Tool implementations¶
Core logic lives in mcp/tools.py with provider adapters under mcp/providers/. MCP (server.py) and HTTP (api.py) are thin exposers that delegate to the same functions.
web_search¶
Runs the web_search chain from config/providers.yaml and returns ranked, de-duplicated results. Cached in-process for MCP_CACHE_TTL seconds. Successful responses include "provider" (which backend answered). On total chain failure the dict includes an "error" key and "results": [].
| param | type | default | notes |
|---|---|---|---|
query |
string | required | search query |
num_results |
int | 10 |
clamped to 1..50 |
categories |
string | "general" |
SearXNG category: general, news, science, it, images, … |
language |
string | "auto" |
"en", "vi", …; "auto" lets SearXNG decide |
time_range |
string | null | null |
"day", "week", "month", "year" |
provider |
string | null | null |
force one backend: tavily, firecrawl, exa, searxng (no fallback) |
Returns:
{
"query": "...",
"results": [
{ "title": "...", "url": "https://...", "snippet": "...", "engine": "...", "score": 1.0 }
],
"answers": [],
"suggestions": ["..."],
"number_of_results": 12345
}
Results are de-duplicated by normalized URL and truncated to num_results.
web_extractor¶
Runs the web_extract chain from config/providers.yaml. Crawl4AI fetches in parallel up to MAX_CONCURRENCY; Tavily and Exa extract in batch; Firecrawl scrapes per URL. Max 20 URLs per call. Cached for EXTRACT_CACHE_TTL seconds per URL. Successful batch responses include "provider".
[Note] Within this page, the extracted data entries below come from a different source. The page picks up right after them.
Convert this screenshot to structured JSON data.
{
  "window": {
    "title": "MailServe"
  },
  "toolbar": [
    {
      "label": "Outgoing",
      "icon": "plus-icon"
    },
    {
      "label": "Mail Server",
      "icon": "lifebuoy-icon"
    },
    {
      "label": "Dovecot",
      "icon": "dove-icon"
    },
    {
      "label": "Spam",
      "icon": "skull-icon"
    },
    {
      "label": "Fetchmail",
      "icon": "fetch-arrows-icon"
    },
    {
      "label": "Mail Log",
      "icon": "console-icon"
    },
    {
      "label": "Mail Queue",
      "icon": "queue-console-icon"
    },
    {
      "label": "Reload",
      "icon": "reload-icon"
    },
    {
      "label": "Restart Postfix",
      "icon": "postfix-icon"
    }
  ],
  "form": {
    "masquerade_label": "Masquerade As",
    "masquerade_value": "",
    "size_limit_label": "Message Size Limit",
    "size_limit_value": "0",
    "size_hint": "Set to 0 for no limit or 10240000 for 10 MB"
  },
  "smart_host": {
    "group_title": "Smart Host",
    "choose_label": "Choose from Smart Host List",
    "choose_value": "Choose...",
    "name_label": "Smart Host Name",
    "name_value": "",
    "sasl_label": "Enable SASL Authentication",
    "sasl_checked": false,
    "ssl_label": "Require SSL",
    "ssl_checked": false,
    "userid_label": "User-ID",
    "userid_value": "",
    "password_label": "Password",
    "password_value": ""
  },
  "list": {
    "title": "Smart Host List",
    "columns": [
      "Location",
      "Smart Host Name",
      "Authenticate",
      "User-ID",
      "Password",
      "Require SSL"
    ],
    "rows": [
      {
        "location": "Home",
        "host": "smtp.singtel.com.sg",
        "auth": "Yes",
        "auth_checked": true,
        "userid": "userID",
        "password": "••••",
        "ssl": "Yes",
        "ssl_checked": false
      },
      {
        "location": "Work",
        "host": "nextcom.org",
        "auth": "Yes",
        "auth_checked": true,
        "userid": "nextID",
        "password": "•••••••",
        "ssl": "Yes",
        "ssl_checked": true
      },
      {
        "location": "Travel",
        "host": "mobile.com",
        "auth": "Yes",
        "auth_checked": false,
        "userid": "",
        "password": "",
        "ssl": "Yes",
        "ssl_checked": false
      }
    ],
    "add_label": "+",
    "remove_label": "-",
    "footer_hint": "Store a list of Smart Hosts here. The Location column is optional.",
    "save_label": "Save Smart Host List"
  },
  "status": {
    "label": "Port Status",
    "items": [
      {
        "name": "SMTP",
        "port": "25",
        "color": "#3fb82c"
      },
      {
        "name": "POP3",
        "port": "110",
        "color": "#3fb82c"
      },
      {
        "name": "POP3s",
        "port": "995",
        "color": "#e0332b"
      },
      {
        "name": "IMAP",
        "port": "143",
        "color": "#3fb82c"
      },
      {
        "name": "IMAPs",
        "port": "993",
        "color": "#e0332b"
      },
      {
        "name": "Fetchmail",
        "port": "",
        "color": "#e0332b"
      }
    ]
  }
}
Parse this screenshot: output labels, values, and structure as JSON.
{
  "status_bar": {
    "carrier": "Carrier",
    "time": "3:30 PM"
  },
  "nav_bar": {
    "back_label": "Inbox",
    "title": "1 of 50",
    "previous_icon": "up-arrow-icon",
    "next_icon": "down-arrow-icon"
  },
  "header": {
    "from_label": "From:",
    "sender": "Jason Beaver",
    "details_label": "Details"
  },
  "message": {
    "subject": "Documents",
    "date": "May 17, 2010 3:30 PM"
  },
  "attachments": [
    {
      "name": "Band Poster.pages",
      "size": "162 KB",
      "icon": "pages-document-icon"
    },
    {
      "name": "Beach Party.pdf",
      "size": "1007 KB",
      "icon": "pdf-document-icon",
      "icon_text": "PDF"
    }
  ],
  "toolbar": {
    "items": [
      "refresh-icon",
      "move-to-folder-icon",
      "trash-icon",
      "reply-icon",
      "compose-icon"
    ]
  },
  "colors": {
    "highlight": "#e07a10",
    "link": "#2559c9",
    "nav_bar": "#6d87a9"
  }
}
| param | type | default | notes |
|---|---|---|---|
urls |
string | list[string] | required | one URL or a list — max 20 per call |
mode |
string | "fit" |
fit (pruned main content), raw (full page), bm25 / llm (relevance-filtered — requires query) |
query |
string | null | null |
focus query for bm25 / llm mode |
bypass_cache |
bool | false |
skip the local cache and ask Crawl4AI to re-fetch |
provider |
string | null | null |
force one backend: tavily, firecrawl, exa, crawl4ai (no fallback) |
Returns:
{
"results": [
{
"url": "https://...",
"status": "ok",
"markdown": "# Heading\n...",
"word_count": 1234,
"error": "..."
}
]
}
Order matches the input URL list. Per-URL failures surface as {"status": "error", "error": "...", "markdown": ""} without aborting the whole call. URLs must use http or https; bm25 and llm mode return a per-URL error when query is missing.
The URL policy currently performs lightweight validation only. Crawl4AI's domain/link filters are useful for crawl behavior, but they are not treated as this project's SSRF protection boundary. If you expose the server beyond a trusted local network, put it behind access control and add any deployment-specific URL restrictions in mcp/url_policy.py.
HTTP API¶
REST endpoints run on the same port as MCP (${MCP_PORT}). OpenAPI is auto-generated at /docs and /redoc.
| method | path | body | description |
|---|---|---|---|
| GET | /healthz |
— | liveness probe → {"ok": true} |
| POST | /api/v1/search |
SearchReq |
same params/response as web_search |
| POST | /api/v1/extract |
ExtractReq |
same params/response as web_extractor |
When API_TOKEN is set, /api/v1/* requires Authorization: Bearer <token>. /healthz and /docs stay unauthenticated.
Tool-level failures return HTTP 200 with an "error" field in the JSON body (same as MCP). Auth failures return 401; validation errors return 422.